Les scénarios possibles quand le couple-entreprise explose
1. Le partage pur et simple : la liquidation
C’est la version “chirurgie lourde”. On évalue l’entreprise, on la met dans le pot commun, et chacun repart avec sa part (ou une soulte équivalente). En pratique, c’est un casse-tête : valorisation, fiscalité, dettes croisées, dividendes non distribués… chaque élément devient un champ de bataille.
Quand personne ne veut lâcher, le juge peut laisser la société en indivision provisoire. C’est-à-dire que vous restez copropriétaires, avec un mandataire commun pour représenter la boîte. Autant dire : un enfer à deux têtes. Les décisions se bloquent, les tensions montent, et la société finit souvent à genoux.
2. Le rachat des parts de l’ex
Le scénario le plus sain (quand il est possible). L’un rachète la part de l’autre. Cela suppose :
- Une évaluation juste (idéalement par un expert indépendant)
- Une capacité de financement (souvent via prêt bancaire ou holding de reprise)
- Un accord notarié clair pour acter la cession
Avantage : la société continue, le capital reste concentré. Inconvénient : l’émotionnel complique tout. Beaucoup d’hommes paient trop cher juste pour “tourner la page”. Erreur stratégique : une société ne se rachète pas avec le cœur, mais avec un bilan.
3. La co-gestion après divorce
Parfois, aucun des deux ne veut lâcher. Ils restent donc coassociés. C’est rare, risqué, et souvent temporaire. Mais c’est possible. Tout dépend des statuts :
- Si vous avez prévu des clauses de majorité ou d’agrément, la société peut encore fonctionner.
- Sinon, chaque décision devient un duel : dividendes, embauches, investissements, tout tourne à la guerre froide.
Le juge peut alors nommer un administrateur provisoire chargé de gérer à votre place. Autant dire : c’est comme confier ton entreprise à un arbitre qui n’a jamais connu tes clients.
La bataille de la valorisation
Quand l’amour meurt, c’est l’expert-comptable qui devient juge du patrimoine. L’évaluation de la société est souvent le point de rupture : chacun veut sa vérité, chacun défend son chiffre.
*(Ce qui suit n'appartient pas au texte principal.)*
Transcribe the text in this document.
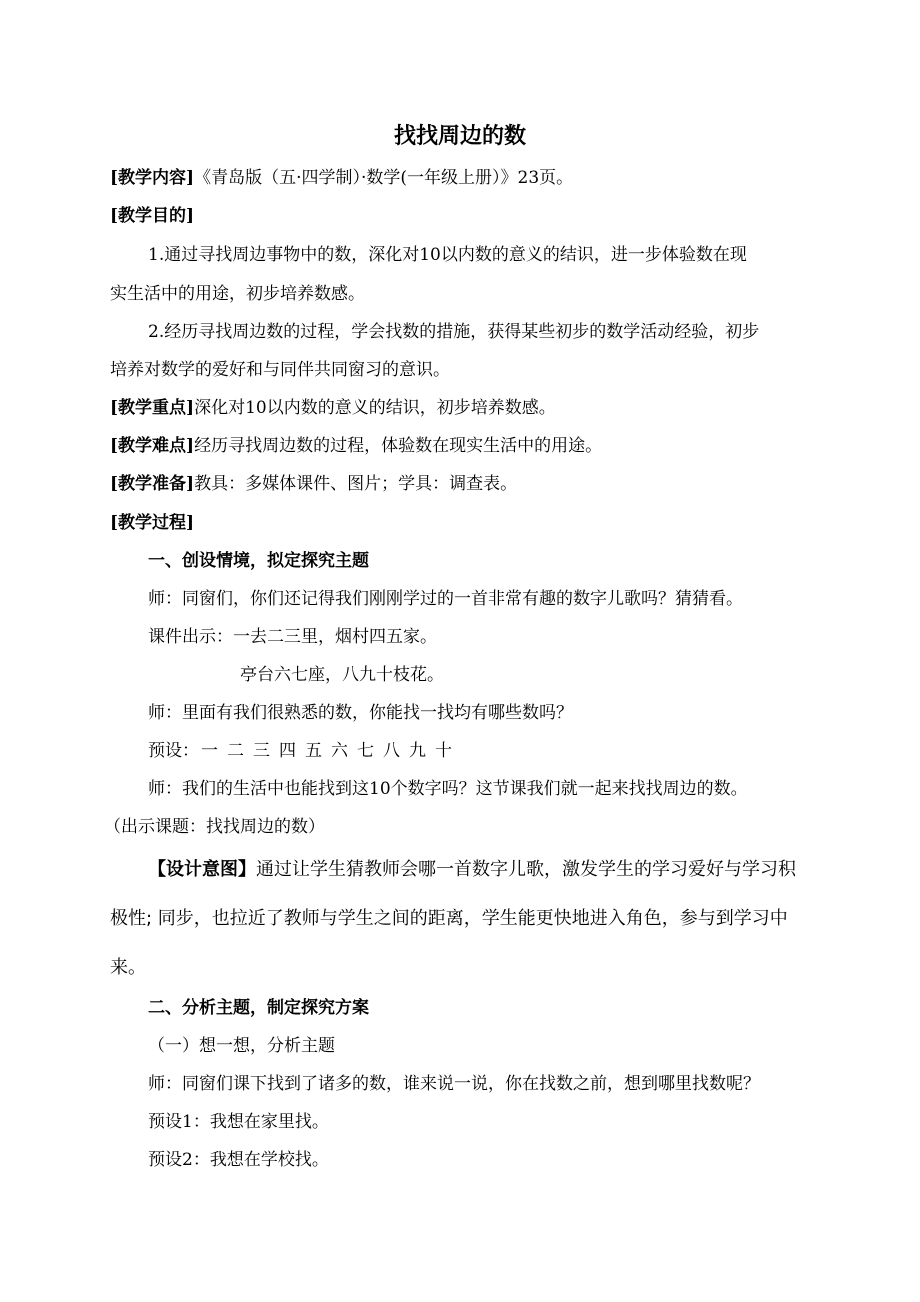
找找周边的数
[教学内容]《青岛版（五·四学制）·数学(一年级上册）》23页。
[教学目的]
1.通过寻找周边事物中的数，深化对10以内数的意义的结识，进一步体验数在现
实生活中的用途，初步培养数感。
2.经历寻找周边数的过程，学会找数的措施，获得某些初步的数学活动经验，初步
培养对数学的爱好和与同伴共同窗习的意识。
[教学重点]深化对10以内数的意义的结识，初步培养数感。
[教学难点]经历寻找周边数的过程，体验数在现实生活中的用途。
[教学准备]教具：多媒体课件、图片；学具：调查表。
[教学过程]
一、创设情境，拟定探究主题
师：同窗们，你们还记得我们刚刚学过的一首非常有趣的数字儿歌吗？猜猜看。
课件出示：一去二三里，烟村四五家。
亭台六七座，八九十枝花。
师：里面有我们很熟悉的数，你能找一找均有哪些数吗？
预设： 一 二 三 四 五 六 七 八 九 十
师：我们的生活中也能找到这10个数字吗？这节课我们就一起来找找周边的数。
（出示课题：找找周边的数）
【设计意图】通过让学生猜教师会哪一首数字儿歌，激发学生的学习爱好与学习积
极性; 同步，也拉近了教师与学生之间的距离，学生能更快地进入角色，参与到学习中
来。
二、分析主题，制定探究方案
（一）想一想，分析主题
师：同窗们课下找到了诸多的数，谁来说一说，你在找数之前，想到哪里找数呢？
预设1：我想在家里找。
预设2：我想在学校找。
- Méthode patrimoniale : on additionne les actifs, on soustrait les dettes. Basique, mais souvent injuste pour les sociétés à fort potentiel.
- Méthode du rendement (DCF) : on valorise les flux futurs. Risqué : ton ex peut prétendre à une part d’une croissance qu’elle ne produira jamais.
- Méthode comparative : on se base sur les multiples du secteur. Pratique mais dépendant du contexte économique.
En pratique, fais nommer ton propre expert. Pas celui désigné d’office par le tribunal. Et exige des décotes de minorité et d’illiquidité : si ton ex revend des parts non cotées, leur valeur réelle est bien inférieure à la valeur théorique.
Enfin, rappelle une vérité simple : la société, c’est aussi ton savoir-faire. Le goodwill personnel (la valeur liée à ton implication directe) ne se partage pas. Tu peux défendre que la hausse de valeur après séparation est ton œuvre, pas celle de la communauté.
Comment prévenir le désastre avant qu’il n’arrive
Si tu es déjà en couple et que vous entreprenez ensemble, sois lucide : prépare le plan de sortie avant le naufrage. Voici les outils légaux — et redoutablement efficaces — pour t’éviter le chaos :
1. Un pacte d’associés béton
- Clause de buy-out : en cas de divorce, un associé peut être obligé de vendre ses parts à l’autre à une valeur prédéfinie.
- Clause d’agrément : aucune cession sans accord préalable.
- Clause d’exclusion : si l’un des associés nuit à la société, il peut être forcé de céder ses parts.
2. Une clause de remploi pour les apports propres
Si tu investis de l’argent personnel dans l’entreprise, fais mentionner que ces fonds sont “propres” (article 1434 du Code civil). Sans cela, ta mise devient commune — et partageable. La clause de remploi, c’est la signature qui sauve tes efforts.
3. Des statuts prévoyant la séparation
Certains prévoient une clause de divorce dans les statuts : en cas de séparation, un rachat automatique ou une procédure de sortie est enclenchée. C’est froid, oui. Mais c’est intelligent. L’amour n’a pas besoin de clause ; la survie d’une société, si.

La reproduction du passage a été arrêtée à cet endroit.